Screen shot 2013-07-14 at 10.54.21 AMOn April 10th (my birthday week, so we did this at the Red Brick cafe), we covered vagueness, ambiguity and fake precision, along with slippery slopes, domino effects and drawing a line. Vagueness is an inappropriate lack of precision – the arguer does not specify, er, specifics, so that their meaning is not 100% clear. This may be accidental (as in bad undergraduate exam answers), or deliberate: a ploy involving economy with the truth. We were warned that vagueness should not be confused with ambiguity, and yet one of the three forms of ambiguity (yes, there are three forms!) seems pretty vague to me.
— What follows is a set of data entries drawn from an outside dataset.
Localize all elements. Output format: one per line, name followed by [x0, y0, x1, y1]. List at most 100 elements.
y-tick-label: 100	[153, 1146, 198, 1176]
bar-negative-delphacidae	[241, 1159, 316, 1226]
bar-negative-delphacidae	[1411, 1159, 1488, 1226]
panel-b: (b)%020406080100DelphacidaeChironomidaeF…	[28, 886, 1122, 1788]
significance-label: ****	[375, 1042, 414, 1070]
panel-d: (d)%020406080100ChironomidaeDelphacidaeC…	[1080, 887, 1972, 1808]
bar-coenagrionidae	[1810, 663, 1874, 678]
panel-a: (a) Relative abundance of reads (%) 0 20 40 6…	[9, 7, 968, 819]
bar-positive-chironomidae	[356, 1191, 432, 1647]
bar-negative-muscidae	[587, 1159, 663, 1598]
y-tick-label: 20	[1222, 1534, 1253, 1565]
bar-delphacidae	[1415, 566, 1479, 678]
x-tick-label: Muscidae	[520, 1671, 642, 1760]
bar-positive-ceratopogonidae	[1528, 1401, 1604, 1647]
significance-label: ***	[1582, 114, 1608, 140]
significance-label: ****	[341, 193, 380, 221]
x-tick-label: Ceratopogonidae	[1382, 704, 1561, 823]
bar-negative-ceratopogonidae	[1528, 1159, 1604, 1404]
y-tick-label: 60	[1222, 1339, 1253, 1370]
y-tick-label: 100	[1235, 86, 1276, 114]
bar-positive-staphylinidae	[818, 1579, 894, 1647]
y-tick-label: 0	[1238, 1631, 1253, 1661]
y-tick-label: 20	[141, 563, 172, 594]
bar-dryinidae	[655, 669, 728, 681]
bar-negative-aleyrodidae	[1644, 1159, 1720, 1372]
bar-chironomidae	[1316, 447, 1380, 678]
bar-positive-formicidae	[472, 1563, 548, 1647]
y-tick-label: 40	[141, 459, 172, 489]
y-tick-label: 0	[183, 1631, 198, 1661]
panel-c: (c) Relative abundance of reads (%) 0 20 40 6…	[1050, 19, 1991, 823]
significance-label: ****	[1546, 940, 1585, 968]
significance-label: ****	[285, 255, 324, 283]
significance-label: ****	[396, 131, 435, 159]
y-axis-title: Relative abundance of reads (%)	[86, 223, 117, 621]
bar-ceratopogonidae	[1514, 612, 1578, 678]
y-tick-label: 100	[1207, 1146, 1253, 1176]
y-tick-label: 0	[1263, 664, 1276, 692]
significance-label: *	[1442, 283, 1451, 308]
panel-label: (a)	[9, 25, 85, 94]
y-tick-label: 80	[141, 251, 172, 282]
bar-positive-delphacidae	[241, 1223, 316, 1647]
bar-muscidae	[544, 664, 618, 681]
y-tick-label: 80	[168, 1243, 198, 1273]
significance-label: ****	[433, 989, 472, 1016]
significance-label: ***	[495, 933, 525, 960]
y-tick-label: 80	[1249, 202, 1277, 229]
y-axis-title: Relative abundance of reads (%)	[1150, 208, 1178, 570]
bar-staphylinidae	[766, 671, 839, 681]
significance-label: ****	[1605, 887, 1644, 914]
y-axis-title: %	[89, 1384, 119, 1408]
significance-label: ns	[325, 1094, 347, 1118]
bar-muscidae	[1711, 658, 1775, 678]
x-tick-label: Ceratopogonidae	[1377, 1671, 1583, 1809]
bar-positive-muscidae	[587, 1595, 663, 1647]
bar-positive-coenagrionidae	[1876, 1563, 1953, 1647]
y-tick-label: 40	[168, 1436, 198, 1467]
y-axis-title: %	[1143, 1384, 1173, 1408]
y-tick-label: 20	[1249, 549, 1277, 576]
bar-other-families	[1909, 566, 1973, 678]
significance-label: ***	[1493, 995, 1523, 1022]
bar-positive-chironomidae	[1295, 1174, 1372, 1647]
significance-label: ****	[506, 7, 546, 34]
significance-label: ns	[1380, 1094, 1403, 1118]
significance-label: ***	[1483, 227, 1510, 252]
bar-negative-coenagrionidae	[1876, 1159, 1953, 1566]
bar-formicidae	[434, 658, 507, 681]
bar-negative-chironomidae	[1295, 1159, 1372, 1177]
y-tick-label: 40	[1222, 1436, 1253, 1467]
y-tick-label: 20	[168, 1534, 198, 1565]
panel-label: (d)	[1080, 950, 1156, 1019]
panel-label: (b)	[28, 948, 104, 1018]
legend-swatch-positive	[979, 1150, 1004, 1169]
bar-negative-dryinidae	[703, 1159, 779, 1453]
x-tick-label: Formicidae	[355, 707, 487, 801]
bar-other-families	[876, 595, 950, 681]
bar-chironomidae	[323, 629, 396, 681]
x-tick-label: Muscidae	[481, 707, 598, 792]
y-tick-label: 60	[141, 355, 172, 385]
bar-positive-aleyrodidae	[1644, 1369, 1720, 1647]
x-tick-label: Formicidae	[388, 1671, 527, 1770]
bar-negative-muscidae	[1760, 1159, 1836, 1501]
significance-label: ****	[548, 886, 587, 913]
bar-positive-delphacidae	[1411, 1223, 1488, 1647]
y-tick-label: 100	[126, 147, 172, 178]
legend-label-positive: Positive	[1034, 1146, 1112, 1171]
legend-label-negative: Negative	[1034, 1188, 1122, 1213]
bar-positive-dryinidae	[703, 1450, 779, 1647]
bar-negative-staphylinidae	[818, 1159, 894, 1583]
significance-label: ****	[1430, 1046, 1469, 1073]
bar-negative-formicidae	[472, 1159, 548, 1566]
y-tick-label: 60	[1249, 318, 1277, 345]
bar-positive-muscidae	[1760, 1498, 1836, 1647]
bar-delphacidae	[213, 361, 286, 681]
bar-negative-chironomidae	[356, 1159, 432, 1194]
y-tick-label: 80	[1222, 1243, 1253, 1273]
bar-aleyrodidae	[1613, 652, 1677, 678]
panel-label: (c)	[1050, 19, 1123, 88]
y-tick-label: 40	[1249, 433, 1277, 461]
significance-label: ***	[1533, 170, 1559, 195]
Ambiguity can be lexical (when one word has two meanings; who doesn’t love a good sultana joke for example?); syntactical (basically the result of bad grammar, e.g. does “a small fish packing factory” mean a small factory, or one that packs small fish?); or referential – the vague (yes, really) use of “his”, “hers” or “its” so that it’s hard to tell who the referent is (e.g. “the woman’s cat bit her toe”). In contrast to vagueness is fake precision; and I can tell you that 79.67843% of philosophers really hate this!! (Actually most of us wouldn’t fall for fake precision, since we are so used to not believing figures ’til we see the N and confidence intervals or similar).

The other cluster of topics essentially consider what happens when there is continuous range of options or possibilities, and one part of that range has some property of interest (e.g. acceptability, legality, safety). “Semantic” slippery slopes are when the arguer slides from one part of the range to the next, implying that they are all the same (thus black is white, because there are shades of grey between them). “Causal” slippery slopes are like domino effects or “thin end of the wedge” arguments: here the arguer implies that one small movement across the range of possibilities will cause much bigger, uncontrollable effects (e.g. smoking dope is the first step towards heroin addiction; recommending larger cages means next thing we know, all animals must have their own landscaped parks, etc). This is a rhetorical device – the arguer is using a loaded analogy involving effects of force (gravity) which as a rule are quite inappropriate:  a spectrum is not necessarily a slope, let alone a greasy one, and if we have good reasons we can always draw a line across it (we do that all the time, and even where those lines are somewhat arbitrary, or drawn in pencil not pen, they are useful and defensible [as long as they don’t involve special pleading!]).